Jerry City is a village in Wood County, Ohio, United States. The population was 454 at the 2020 census.

==History==
The first settlement at Jerry City was made in the early 1860s; it was then called Stulltown and later Shiloh. The town site was replatted in 1872 as Jerry City, after Jerry Nestlerode, a local businessperson. A post office has been in operation in the village since 1872. The village was incorporated in 1875.

==Geography==

According to the United States Census Bureau, the village has a total area of 1.01 sqmi, all land.

==Demographics==

Historical population
| Census | Pop. | Note | %± |
| 1880 | 224 |  | — |
| 1890 | 530 |  | 136.6% |
| 1900 | 555 |  | 4.7% |
| 1910 | 458 |  | −17.5% |
| 1920 | 266 |  | −41.9% |
| 1930 | 292 |  | 9.8% |
| 1940 | 335 |  | 14.7% |
| 1950 | 360 |  | 7.5% |
| 1960 | 386 |  | 7.2% |
| 1970 | 470 |  | 21.8% |
| 1980 | 512 |  | 8.9% |
| 1990 | 517 |  | 1.0% |
| 2000 | 453 |  | −12.4% |
| 2010 | 427 |  | −5.7% |
| 2020 | 454 |  | 6.3% |
U.S. Decennial Census

===2010 census===
As of the census of 2010, there were 427 people, 162 households, and 113 families living in the village. The population density was 422.8 PD/sqmi. There were 173 housing units at an average density of 171.3 /sqmi. The racial makeup of the village was 99.3% White, 0.5% Native American, and 0.2% from other races. Hispanic or Latino of any race were 5.2% of the population.

There were 162 households, of which 34.6% had children under the age of 18 living with them, 53.1% were married couples living together, 9.9% had a female householder with no husband present, 6.8% had a male householder with no wife present, and 30.2% were non-families. 24.1% of all households were made up of individuals, and 11.1% had someone living alone who was 65 years of age or older. The average household size was 2.64 and the average family size was 3.16.

The median age in the village was 37.9 years. 26.5% of residents were under the age of 18; 9.4% were between the ages of 18 and 24; 24.9% were from 25 to 44; 28.2% were from 45 to 64; and 11.2% were 65 years of age or older. The gender makeup of the village was 50.1% male and 49.9% female.

===2000 census===
As of the census of 2000, there were 453 people, 160 households, and 124 families living in the village. The population density was 449.9 PD/sqmi. There were 170 housing units at an average density of 168.8 /sqmi. The racial makeup of the village was 99.56% White, and 0.44% from two or more races. Hispanic or Latino of any race were 1.99% of the population.

There were 160 households, out of which 36.3% had children under the age of 18 living with them, 60.0% were married couples living together, 6.9% had a female householder with no husband present, and 22.5% were non-families. 19.4% of all households were made up of individuals, and 7.5% had someone living alone who was 65 years of age or older.
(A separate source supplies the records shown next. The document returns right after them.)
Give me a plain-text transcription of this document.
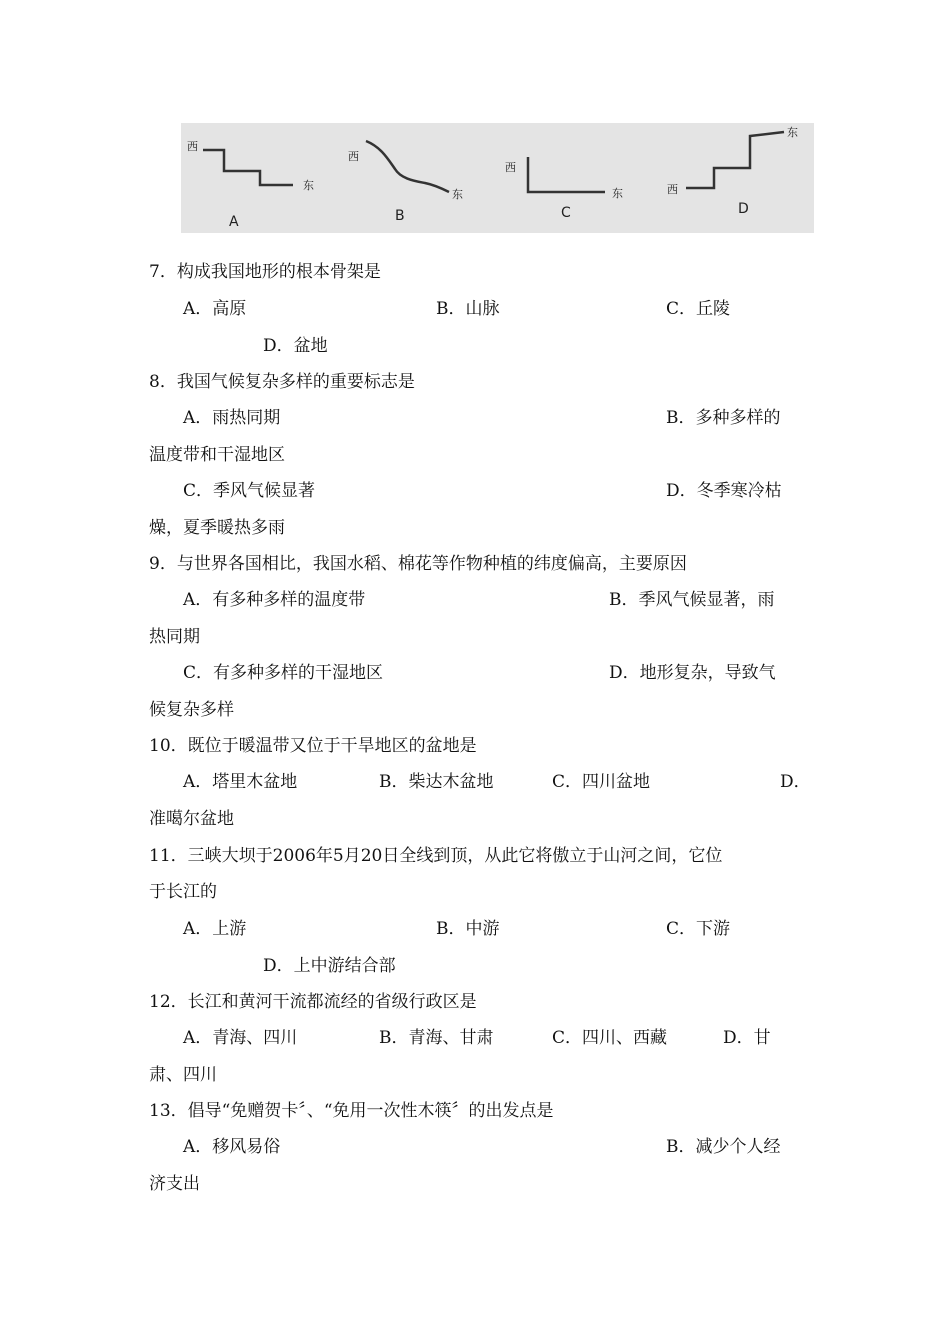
西
东
A
西
东
B
西
东
C
西
东
D
7．构成我国地形的根本骨架是
A．高原	B．山脉	C．丘陵
D．盆地
8．我国气候复杂多样的重要标志是
A．雨热同期	B．多种多样的
温度带和干湿地区
C．季风气候显著	D．冬季寒冷枯
燥，夏季暖热多雨
9．与世界各国相比，我国水稻、棉花等作物种植的纬度偏高，主要原因
A．有多种多样的温度带	B．季风气候显著，雨
热同期
C．有多种多样的干湿地区	D．地形复杂，导致气
候复杂多样
10．既位于暖温带又位于干旱地区的盆地是
A．塔里木盆地	B．柴达木盆地	C．四川盆地	D．
准噶尔盆地
11．三峡大坝于2006年5月20日全线到顶，从此它将傲立于山河之间，它位
于长江的
A．上游	B．中游	C．下游
D．上中游结合部
12．长江和黄河干流都流经的省级行政区是
A．青海、四川	B．青海、甘肃	C．四川、西藏	D．甘
肃、四川
13．倡导“免赠贺卡〞、“免用一次性木筷〞的出发点是
A．移风易俗	B．减少个人经
济支出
The average household size was 2.83 and the average family size was 3.17.

In the village, the population was spread out, with 28.5% under the age of 18, 8.8% from 18 to 24, 30.5% from 25 to 44, 23.0% from 45 to 64, and 9.3% who were 65 years of age or older. The median age was 33 years. For every 100 females there were 104.1 males. For every 100 females age 18 and over, there were 105.1 males.

The median income for a household in the village was $40,556, and the median income for a family was $46,667. Males had a median income of $33,438 versus $25,000 for females. The per capita income for the village was $16,527. About 5.8% of families and 9.8% of the population were below the poverty line, including 7.7% of those under age 18 and 7.3% of those age 65 or over.

==Education==
It is in the Elmwood Local School District.